The groundwater gold rush is on. New projects to divert rivers for groundwater recharge are popping up across the state. Most of these projects are temporary, but most also explicitly foresee long-term, permanent projects. These recharge projects threaten to divert still more water from already-depleted rivers, even as the State Water Resources Control Board (State Water Board) finally begins the update of the Bay-Delta Plan, which starts from the premise that rivers need more water, not less.
The threat is enormous in scale. Diversions to recharge groundwater don’t have to show use of the water for up to five years. Because so many aquifers are already overdrafted, places in the ground to put water are almost unlimited. The limitations on these projects are thus economic, technical, and regulatory.
There are few established rules for when rivers have enough water to allow diversions to groundwater storage. For several years, the State Water Board has been using a 13-page “Guideline” called the “Water Availability Analysis for Streamlined Recharge Permitting” to allow temporary water rights for purposes of recharge. That Guideline established a default called the 90/20 Rule, which it explained as follows: “The 90th Percentile/20 Percent method explicitly assumes that flows above the 90th percentile daily flow, between December 1 and March 31, are protective of aquatic ecosystem functionality if the total amount of water diverted is capped at 20 percent of the daily flow.” The Guideline also set an alternative method that allowed diversions for recharge during the December 1 through March 31 period when “flows exceed thresholds that trigger flood control actions necessary to avoid threats to human health and safety. These thresholds and actions need to be established in written flood management protocols adopted by a flood control agency.”
The Guideline had the benefit of at least trying to make a general evaluation of when flows were truly high enough to allow limited additional diversions. But the Guideline’s flows were already skimpy. They looked at the flow at the point of diversion, but not in rivers downstream. They also did not consider the cumulative effect of diversions. Thus, for the Bay-Delta estuary, the only flow requirement was that the Delta had to be in “Excess Conditions”: the state and federal water projects could not be releasing water from storage to meet the existing inadequate flow and water quality requirements under Water Rights Decision 1641.

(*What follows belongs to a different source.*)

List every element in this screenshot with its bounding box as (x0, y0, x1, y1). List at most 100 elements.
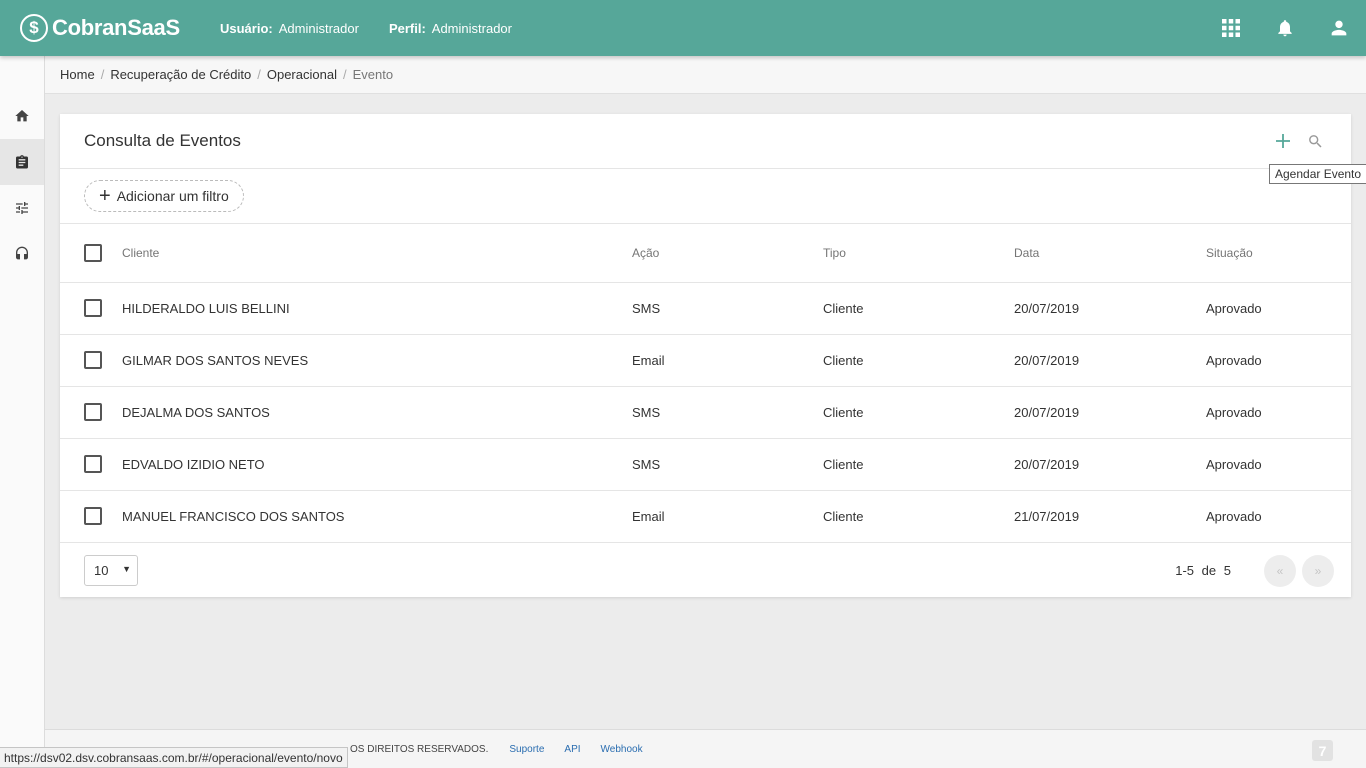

The scrum is now underway to make the rules have even fewer restrictions. The Newsom administration is leading the charge to keep the rules for diversion of surface water to groundwater as weak as possible. This is consistent with the Newsom administration’s general view that the solution to the state’s overallocation and overappropriation of water is to capture more water. (See also, CSPA-FOR protest, Sites Reservoir).

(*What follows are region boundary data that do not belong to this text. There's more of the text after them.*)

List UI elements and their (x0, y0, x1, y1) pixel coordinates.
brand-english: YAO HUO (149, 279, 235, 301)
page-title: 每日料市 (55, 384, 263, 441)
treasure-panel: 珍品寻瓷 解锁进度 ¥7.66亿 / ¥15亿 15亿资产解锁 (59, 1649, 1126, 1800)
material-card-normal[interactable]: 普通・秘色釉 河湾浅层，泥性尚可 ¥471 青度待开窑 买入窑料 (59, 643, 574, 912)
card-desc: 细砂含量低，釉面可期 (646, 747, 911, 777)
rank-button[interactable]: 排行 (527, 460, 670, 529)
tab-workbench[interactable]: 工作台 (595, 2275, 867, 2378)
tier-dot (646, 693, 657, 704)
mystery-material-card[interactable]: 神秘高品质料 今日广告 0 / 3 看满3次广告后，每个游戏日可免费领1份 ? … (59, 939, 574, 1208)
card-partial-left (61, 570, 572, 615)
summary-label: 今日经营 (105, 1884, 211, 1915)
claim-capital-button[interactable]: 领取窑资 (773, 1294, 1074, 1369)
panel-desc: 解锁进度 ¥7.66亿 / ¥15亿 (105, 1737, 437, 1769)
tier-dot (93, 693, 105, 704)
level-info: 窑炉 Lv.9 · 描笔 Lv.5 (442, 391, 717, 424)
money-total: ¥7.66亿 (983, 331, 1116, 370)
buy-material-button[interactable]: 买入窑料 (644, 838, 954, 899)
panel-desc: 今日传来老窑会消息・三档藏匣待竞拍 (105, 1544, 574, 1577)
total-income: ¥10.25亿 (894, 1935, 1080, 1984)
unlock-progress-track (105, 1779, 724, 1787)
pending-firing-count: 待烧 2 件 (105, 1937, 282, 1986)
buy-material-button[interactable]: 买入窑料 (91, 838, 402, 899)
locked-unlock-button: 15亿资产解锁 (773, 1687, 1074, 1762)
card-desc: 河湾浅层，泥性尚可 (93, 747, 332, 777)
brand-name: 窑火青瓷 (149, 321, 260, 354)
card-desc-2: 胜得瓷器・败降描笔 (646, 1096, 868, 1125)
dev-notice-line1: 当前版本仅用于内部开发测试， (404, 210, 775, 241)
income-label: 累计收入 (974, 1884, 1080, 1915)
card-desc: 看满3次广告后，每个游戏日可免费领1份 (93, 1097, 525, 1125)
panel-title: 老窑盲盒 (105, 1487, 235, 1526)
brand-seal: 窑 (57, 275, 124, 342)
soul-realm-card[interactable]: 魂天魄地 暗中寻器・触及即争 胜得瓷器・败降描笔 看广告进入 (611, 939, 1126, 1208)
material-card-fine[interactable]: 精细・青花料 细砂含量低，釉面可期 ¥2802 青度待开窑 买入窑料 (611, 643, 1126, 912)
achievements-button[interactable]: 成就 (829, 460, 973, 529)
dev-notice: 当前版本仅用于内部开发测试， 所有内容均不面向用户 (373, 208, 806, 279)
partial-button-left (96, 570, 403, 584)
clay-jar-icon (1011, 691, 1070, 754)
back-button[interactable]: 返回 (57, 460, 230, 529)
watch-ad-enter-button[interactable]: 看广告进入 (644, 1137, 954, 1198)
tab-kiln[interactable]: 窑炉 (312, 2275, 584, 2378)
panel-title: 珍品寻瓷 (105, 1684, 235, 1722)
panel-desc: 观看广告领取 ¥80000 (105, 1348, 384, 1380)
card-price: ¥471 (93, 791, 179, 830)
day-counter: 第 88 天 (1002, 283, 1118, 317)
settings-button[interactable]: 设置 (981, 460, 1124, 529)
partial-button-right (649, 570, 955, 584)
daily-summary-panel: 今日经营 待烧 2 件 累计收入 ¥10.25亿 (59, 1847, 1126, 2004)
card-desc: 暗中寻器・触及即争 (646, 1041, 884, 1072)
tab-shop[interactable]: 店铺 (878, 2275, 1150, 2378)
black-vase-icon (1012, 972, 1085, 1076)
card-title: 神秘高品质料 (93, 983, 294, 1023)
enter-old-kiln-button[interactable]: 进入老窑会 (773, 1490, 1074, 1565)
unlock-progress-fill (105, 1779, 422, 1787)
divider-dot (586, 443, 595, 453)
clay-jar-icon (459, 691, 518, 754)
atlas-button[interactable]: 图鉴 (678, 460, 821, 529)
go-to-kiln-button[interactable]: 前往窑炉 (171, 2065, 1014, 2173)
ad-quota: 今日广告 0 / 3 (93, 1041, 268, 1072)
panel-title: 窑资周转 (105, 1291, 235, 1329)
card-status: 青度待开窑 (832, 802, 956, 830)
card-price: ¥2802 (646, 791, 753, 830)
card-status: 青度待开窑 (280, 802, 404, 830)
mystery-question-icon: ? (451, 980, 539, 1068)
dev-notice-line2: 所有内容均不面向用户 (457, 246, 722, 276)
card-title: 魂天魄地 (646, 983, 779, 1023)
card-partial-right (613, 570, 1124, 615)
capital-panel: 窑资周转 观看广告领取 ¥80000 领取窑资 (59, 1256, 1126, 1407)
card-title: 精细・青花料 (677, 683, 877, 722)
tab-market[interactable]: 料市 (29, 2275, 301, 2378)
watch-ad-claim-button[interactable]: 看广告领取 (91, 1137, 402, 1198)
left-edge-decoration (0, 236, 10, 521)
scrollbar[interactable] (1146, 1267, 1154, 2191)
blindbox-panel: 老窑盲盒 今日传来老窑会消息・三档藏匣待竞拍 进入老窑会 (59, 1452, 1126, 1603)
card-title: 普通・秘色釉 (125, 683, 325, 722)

On March 10, 2023, Governor Newsom issued Executive Order N-4-23. Taking the State Water Board’s Guideline a step further, Order N-4-23 suspended until 2024 the need for a water right permit, a streambed alteration permit, and environmental review under CEQA for diversions of surface water to groundwater recharge during “flood” conditions. It weakened the definition of flood conditions to allow almost any government agency to declare such conditions, with very vague limitations. It also allowed temporary diversions with only rudimentary fish screens. Finally, it provided little assurance that water diverted to agricultural fields would not pollute the underlying groundwater. Governor Newsom’s pretext for these measures was the “ongoing drought emergency,” regardless of the fact that 2023 was well on its way to becoming one of the wettest water years in recent history.
The drought pretext didn’t last long. In July 2023, a budget trailer bill signed by the Governor made these changes permanent until 2029. (The trailer bill did somewhat strengthen requirements for fish screens and protection of groundwater water quality).
Now, various water agencies and engineering consultants are testing how far they can weaken flow requirements for water rights to divert surface water for groundwater recharge. The weaker the rules, the more likely water users will invest in facilities to divert more water. A weak Bay-Delta Plan would also, of course, make more diversions more feasible and more investments more attractive.
In September 2023, South Sutter Water District tried the predictable gambit of seeking to divert all the water it could divert and recharge over and above the (soon-to-be-implemented) required minimum flows, provided the Delta is in Excess Conditions. Accordingly, CSPA filed an Objection to South Sutter’s application on October 16, 2023.
CSPA will seek appropriate constraints on the groundwater gold rush each step of the way. CSPA will:
- Advocate for a strong Bay-Delta Plan that protects high flows from diversion throughout the Bay-Delta watershed.
- Advocate for requirements that diversions of surface water to groundwater go through complete water rights permitting, including CEQA and streambed alteration permits.
- Advocate for strong default regulations and policies to protect flows in rivers and the Delta from diversions of surface water to groundwater.
- Oppose abusive transfers (water sales) of water diverted for recharge.
- Advocate to recalculate individual and cumulative amounts of surface water depletion from groundwater pumping.
- Advocate for strong protections to assure that recharge practices do not pollute groundwater.
- Advocate that all approved diversions have fish screens that are compliant with fish agency guidelines.
- File objections to bad projects or inadequately conditioned projects as they happen.